Underwhelming it may well seem in the current heat of domestic affairs, but there are at least two good reasons to be in Copenhagen tonight for England's friendly with Denmark, a fixture which Fabio Capello can only pray doesn't ambush him quite as badly as it did Sven Goran Eriksson five and a half years ago.

One is a fine old restaurant in the harbour which serves an array of smoked herring of astonishing flavour and is enhanced – memorably, you like to think at the time – by an equally impressive selection of schnapps.

The other is Jack Wilshere, maybe the most mature young English footballer to make his full international debut since Bobby Moore in Lima, Peru, en route to the 1962 World Cup in Chile.

Those who were there, including Sir Bobby Charlton and Jimmy Greaves, say that the presence of the young West Ham player, the weight and the assurance of it, made an unforgettable statement about what lay ahead.

Now Capello is talking about Wilshere in the same terms as his predecessor Sir Alf Ramsey when he unveiled his prodigy on the other side of the Andes.

Moore was two years older than Wilshere, but the faith being shown in his potential was still considered extremely bold. It says much for the young Arsenal player that his emergence tonight is just about the last word in formality. However, it is no less exciting for this.

There is certainly no apology here for linking the potential of Wilshere with the meaning of Moore, which probably reached its most unforgettable expression in Guadalajara in 1970, when, after a stupendous World Cup group game, Pele handed the England captain his shirt and embraced him as a fellow warrior of the highest calibre.

Above all, it is the composure of Wilshere which encourages the projection of him on to such terrain. His young Arsenal and England team-mate Theo Walcott talks of the absolute confidence he inspires whenever he is on the ball; trust, this is, in his ability to make the right move and the right pass.

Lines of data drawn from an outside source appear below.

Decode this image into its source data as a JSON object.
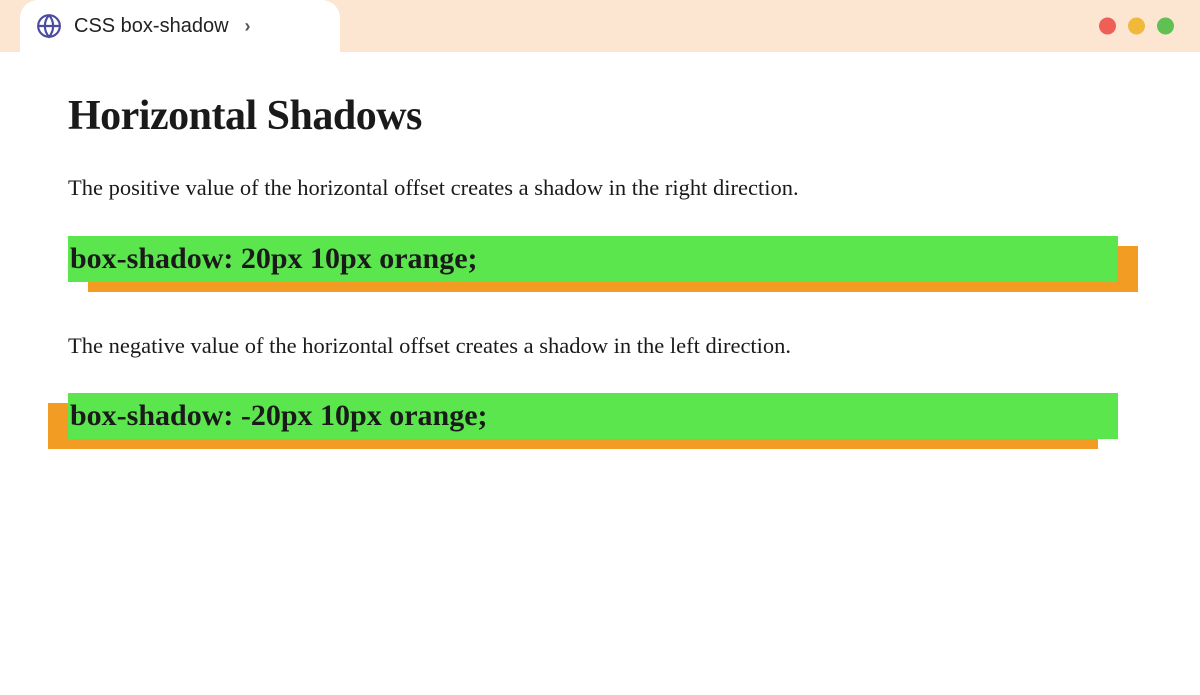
{
  "tab": {
    "title": "CSS box-shadow"
  },
  "page": {
    "heading": "Horizontal Shadows",
    "desc_positive": "The positive value of the horizontal offset creates a shadow in the right direction.",
    "box_positive": "box-shadow: 20px 10px orange;",
    "desc_negative": "The negative value of the horizontal offset creates a shadow in the left direction.",
    "box_negative": "box-shadow: -20px 10px orange;"
  }
}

As we have noted before, it is ironic that his education has been so beautifully handled by Arsène Wenger, a man for so long accused of paying no more than lip service to any obligation to give native talent some chance of development alongside a stream of high-class young foreign players. For the moment Wenger, understandably enough, deploys Wilshere behind the creative mainspring of Cesc Fabregas.

But then, with Fabregas's days at the Emirates so plainly numbered, there can be little doubt about the depth of Wilshere's ability to step up into a wider and deeper responsibility. At a modest 5ft 5in, we already see a footballer of authentic stature.

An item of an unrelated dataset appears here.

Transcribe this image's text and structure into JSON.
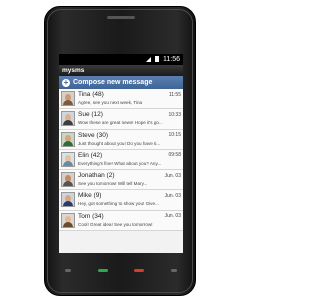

We see his fluency, his easy judgement of when to go, and when to stay, the clean and subtle ball-striking, and there is the uncanny, Moore-like understanding of space and time.

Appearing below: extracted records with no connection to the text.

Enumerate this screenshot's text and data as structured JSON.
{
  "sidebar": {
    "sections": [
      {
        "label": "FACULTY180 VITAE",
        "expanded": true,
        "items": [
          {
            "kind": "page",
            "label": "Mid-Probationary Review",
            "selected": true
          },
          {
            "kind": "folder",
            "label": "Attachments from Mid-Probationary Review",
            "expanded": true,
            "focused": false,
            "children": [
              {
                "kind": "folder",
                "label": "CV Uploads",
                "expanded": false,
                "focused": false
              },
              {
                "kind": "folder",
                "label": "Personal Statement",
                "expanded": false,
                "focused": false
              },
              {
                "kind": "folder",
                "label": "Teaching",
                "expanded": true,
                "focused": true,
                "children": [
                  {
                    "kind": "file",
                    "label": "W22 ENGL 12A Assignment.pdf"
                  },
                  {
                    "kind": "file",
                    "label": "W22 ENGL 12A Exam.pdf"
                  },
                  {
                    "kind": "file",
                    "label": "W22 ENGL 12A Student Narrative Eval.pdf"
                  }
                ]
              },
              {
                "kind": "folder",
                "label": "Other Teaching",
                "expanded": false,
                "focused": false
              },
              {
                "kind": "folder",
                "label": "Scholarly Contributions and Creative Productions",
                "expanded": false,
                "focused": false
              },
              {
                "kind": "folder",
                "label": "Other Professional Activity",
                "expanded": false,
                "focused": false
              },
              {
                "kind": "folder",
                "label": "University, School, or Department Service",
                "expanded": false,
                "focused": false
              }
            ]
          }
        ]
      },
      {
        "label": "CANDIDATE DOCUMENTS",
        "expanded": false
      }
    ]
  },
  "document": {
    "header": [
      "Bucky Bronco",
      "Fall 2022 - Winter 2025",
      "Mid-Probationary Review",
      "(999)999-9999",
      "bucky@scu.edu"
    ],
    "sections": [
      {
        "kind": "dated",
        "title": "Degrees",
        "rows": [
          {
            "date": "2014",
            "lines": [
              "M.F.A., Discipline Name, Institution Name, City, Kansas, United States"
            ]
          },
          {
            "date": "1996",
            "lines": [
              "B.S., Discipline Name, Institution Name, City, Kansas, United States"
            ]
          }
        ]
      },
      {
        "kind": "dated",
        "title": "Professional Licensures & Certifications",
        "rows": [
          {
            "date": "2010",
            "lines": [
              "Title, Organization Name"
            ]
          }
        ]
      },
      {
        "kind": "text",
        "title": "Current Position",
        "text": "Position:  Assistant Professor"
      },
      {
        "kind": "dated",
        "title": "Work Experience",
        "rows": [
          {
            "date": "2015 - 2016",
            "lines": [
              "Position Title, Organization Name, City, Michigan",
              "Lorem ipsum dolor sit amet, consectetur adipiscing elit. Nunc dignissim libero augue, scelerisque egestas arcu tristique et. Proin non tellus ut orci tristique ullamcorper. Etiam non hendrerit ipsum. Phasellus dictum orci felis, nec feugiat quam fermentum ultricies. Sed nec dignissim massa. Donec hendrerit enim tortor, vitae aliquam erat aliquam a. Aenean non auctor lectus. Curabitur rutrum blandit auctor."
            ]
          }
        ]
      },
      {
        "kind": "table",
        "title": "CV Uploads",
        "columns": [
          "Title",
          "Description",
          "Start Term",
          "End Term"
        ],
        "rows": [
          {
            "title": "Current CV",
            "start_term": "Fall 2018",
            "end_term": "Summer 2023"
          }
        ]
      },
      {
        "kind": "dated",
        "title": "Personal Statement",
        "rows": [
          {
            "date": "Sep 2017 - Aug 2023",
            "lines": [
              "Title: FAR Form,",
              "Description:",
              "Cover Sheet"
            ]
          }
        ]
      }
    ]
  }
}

There is still much that needs attention. His discipline off the field has already provoked a raft of questions – and on it the timing and the spirit of his tackling have earned legitimate criticism.

Still, there is reason enough to go back to that day in Lima when we consider the international graduation of Jack Wilshere.

Yes, there have been intervening talents of great promise, especially so in the cases Paul Gascoigne and Wayne Rooney, but did any of them offer quite so many hints of an understanding of how the game truly works?

So is it a waste of time, Copenhagen? Maybe we should take a second look or, better still, a more searching first one at the brightest star in English football.